I've noticed that same thing. I got some electric clippers last year and when I started shearing, the buns went from suspicious of the low hum of the clippers to laying flat and relaxed once they felt the air hit their skin. Afterward, play, play, play!


----------



## Miz Mary (Feb 15, 2003)

Awesome !! "Bunny Bun " is 11 weeks .... letting her get to know me , my voice, my smell .... been petting her and talking to her 5-6 times/day ... when I try to pick her up , she is a kicker !!! 
Any tricks to getting them to LOVE being held ?! 

.... I think the blowing is really good for dander also , and can get rid of small mats ...


----------



## Caprini Hill (Feb 27, 2012)

Hopping in to say hi! I have a German angora, named Miss Mary! And I'm hoping to get a satin angora at CT Sheep and Wool next month. 
I don't find Mary difficult to care for. I'm probably not the best at clipping her and I ave yet to learn to spin, but I have some nice fiber waiting!


----------



## SvenskaFlicka (Nov 2, 2011)

I think Miz Mary needs to meet Miss Mary. Just sayin'.


----------



## rabbitgeek (Mar 22, 2008)

Miz Mary said:


> Awesome !! "Bunny Bun " is 11 weeks .... letting her get to know me , my voice, my smell .... been petting her and talking to her 5-6 times/day ... when I try to pick her up , she is a kicker !!!
> Any tricks to getting them to LOVE being held ?!
> 
> .... I think the blowing is really good for dander also , and can get rid of small mats ...


When picking rabbit up hold close to the body and support underneath. We used to call it the "football" hold in 4H. Rabbits won't kick as much if they feel secure. 

Have a good day!


----------



## Miz Mary (Feb 15, 2003)

Caprini Hill said:


> Hopping in to say hi! I have a German angora, named Miss Mary! And I'm hoping to get a satin angora at CT Sheep and Wool next month.
> I don't find Mary difficult to care for. I'm probably not the best at clipping her and I ave yet to learn to spin, but I have some nice fiber waiting!
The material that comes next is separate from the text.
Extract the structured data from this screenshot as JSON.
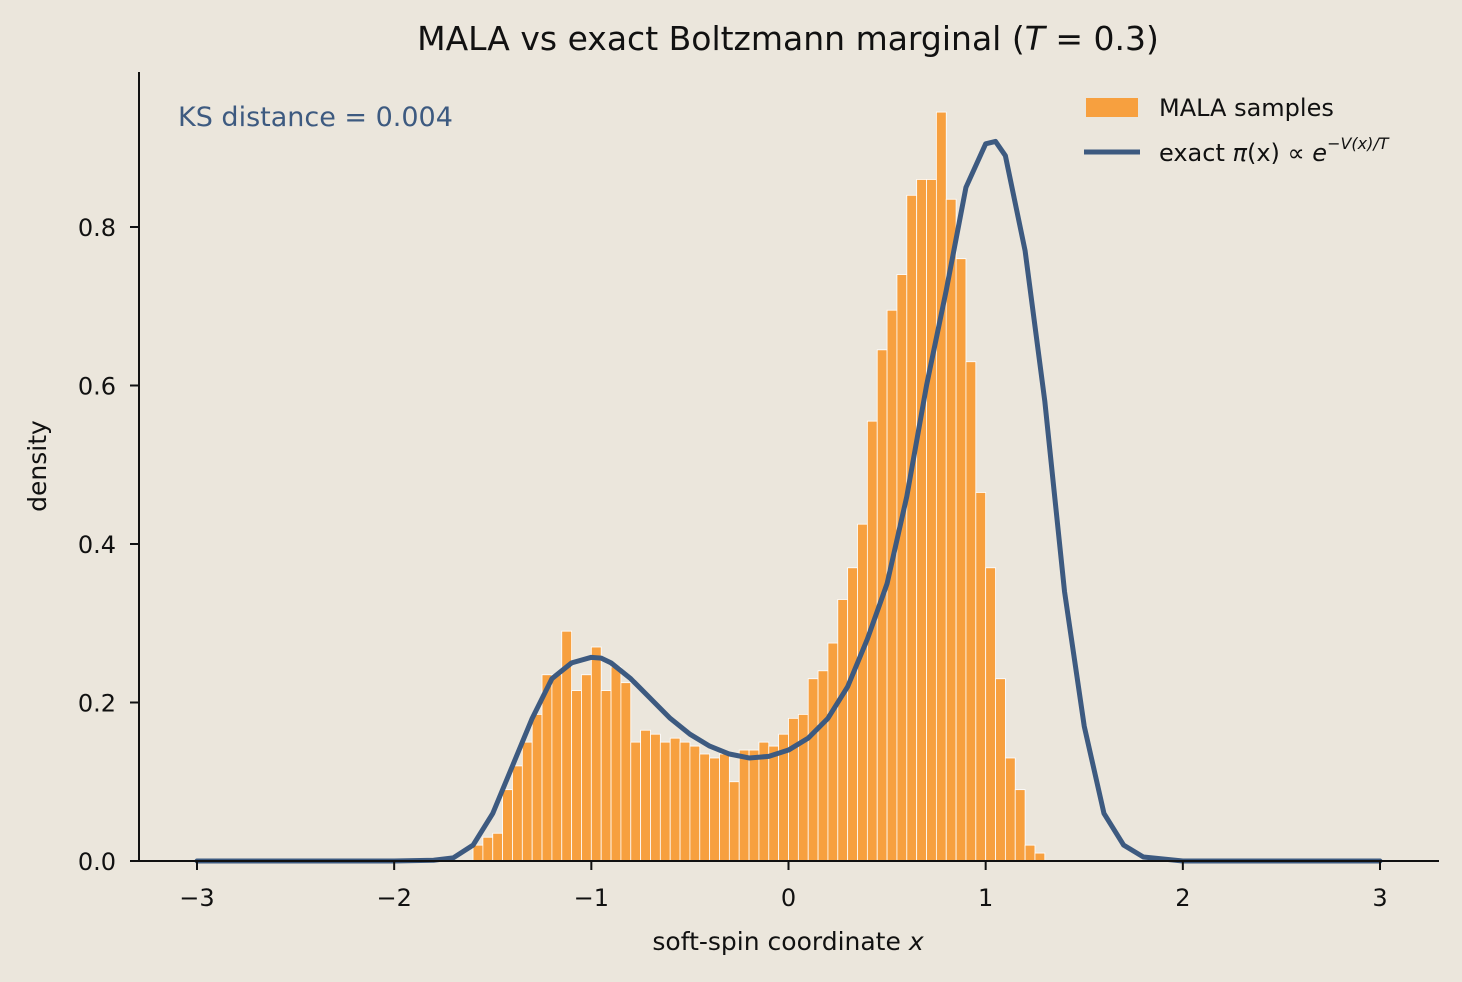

AMAZING !!! Now I need PICTURES of Miss Mary !!! ....Bunny Bun is doing well, hubby is building her a custom cage so she will have more room to stretch out !
She has an Official Mug Shot now .... this picture won a contest on Ravelry , and will be on coffee mugs that will be sold at festivals etc !! 










I'm getting a pile of fiber just from combing her daily , her first plucking should be in the next month or so !!


----------



## MullersLaneFarm (Jul 23, 2004)

ACHOO! I'm allergic to angora 

Beautiful girl, Miz Mary


----------



## InHisName (Jan 26, 2006)

What a cutie!


----------